To get a sense of how likely or unlikely any discrepancy would be, I also ran a simulation where I chose random HBPs and then pulled a random plate appearance from the hit batter until I had the same number of post-HBP PA as actually occurred in my nine year sample, then computed the post-HBP wOBA in that simulated world. I ran 1000 simulations and so have some sense of how unlikely the observed post-HBP performance is under the null hypothesis that there’s no difference between post-HBP performance and other performance.

To be honest, though, those adjustments don’t make me super confident that I’ve covered all the necessary bases to find a clean effect—the numbers are still a bit wonky, and this is not such a simple thing to examine that I’m confident I’ve gotten all the noise out. For instance, it doesn’t filter out park or pitcher effects (i.e. selection bias due to facing a worse pitcher, or a pitcher having an off day), both of which play a meaningful role in these performance and probably lead to additional selection biases I don’t control for.

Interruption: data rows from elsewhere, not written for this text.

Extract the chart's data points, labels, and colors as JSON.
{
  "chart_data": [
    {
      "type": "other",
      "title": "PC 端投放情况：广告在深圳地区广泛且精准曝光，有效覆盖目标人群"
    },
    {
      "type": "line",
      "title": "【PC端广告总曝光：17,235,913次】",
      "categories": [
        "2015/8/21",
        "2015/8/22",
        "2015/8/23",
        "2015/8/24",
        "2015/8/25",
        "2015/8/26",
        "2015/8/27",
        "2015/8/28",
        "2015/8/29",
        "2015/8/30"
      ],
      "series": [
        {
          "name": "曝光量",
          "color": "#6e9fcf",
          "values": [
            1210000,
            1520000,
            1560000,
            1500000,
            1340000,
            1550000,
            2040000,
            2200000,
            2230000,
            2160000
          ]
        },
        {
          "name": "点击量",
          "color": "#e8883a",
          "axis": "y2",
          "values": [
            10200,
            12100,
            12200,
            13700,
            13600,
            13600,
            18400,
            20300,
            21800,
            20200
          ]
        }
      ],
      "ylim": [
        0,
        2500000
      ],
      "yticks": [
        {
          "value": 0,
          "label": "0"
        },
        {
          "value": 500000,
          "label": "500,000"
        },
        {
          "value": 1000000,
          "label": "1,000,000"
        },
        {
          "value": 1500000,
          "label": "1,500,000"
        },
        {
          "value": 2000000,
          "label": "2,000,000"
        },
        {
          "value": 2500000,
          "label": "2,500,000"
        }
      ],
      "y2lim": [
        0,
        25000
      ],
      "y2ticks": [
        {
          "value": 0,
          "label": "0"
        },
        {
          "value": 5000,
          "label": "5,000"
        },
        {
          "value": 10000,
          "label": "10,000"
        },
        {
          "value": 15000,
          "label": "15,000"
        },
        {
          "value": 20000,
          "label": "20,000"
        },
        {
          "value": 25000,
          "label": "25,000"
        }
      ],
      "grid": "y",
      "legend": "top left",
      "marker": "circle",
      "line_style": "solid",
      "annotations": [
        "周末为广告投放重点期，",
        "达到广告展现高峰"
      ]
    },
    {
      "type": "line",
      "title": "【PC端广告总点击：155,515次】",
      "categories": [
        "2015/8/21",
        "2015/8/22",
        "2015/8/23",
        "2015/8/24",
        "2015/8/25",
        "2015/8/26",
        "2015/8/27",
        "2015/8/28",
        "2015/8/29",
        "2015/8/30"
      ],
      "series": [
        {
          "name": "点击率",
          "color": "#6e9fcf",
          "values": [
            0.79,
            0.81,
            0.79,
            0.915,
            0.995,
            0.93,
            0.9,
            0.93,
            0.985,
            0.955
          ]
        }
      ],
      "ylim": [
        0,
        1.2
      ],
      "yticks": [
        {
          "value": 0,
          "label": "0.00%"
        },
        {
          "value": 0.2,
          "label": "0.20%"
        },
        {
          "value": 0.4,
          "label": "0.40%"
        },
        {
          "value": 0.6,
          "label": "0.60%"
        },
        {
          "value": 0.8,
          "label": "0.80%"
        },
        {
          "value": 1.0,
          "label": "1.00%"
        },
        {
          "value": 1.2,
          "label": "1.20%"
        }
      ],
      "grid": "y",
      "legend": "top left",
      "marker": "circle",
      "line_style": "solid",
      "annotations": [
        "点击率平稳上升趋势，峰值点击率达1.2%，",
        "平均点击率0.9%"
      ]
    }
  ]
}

With all those caveats out of the way, what do we see? In the data, we have an expected post-HBP wOBA of .3464 and an actual post-HBP wOBA of .3423, for an observed difference of about 4 points of wOBA, which is a small but non-negligible difference. However, it’s in the 24th percentile of outcomes according to the simulation, which indicates there’s a hefty chance that it’s randomness. (Though league average wOBA changed noticeably over the time period I examined, I did some sensitivities and am fairly confident those changes aren’t covering up a real result.)

The main thing (beyond the aforementioned haziness in this analysis) that makes me believe there might be an effect is that the post-walk effect is actually a 2.7 point (i.e. 0.0027) increase in wOBA. If we think that boost is due to pitcher wildness then we would expect the same thing to pop up for the post-HBP plate appearances, and the absence of such an increase suggests that there is a hangover effect. However, to conclude from that that there is a post-HBP swoon seems to be an unreasonably baroque chain of logic given the rest of the evidence, so I’m content to let it go for now.

The main takeaway from all of this is that there’s an observed decrease in expected performance after an HBP, but it’s not particularly large and doesn’t seem likely to have any predictive value. I’m open to the idea that a more sophisticated simulator that includes pitcher and park effects could help detect this effect, but I expect that even if the post-HBP hangover is a real thing, it doesn’t have a major impact.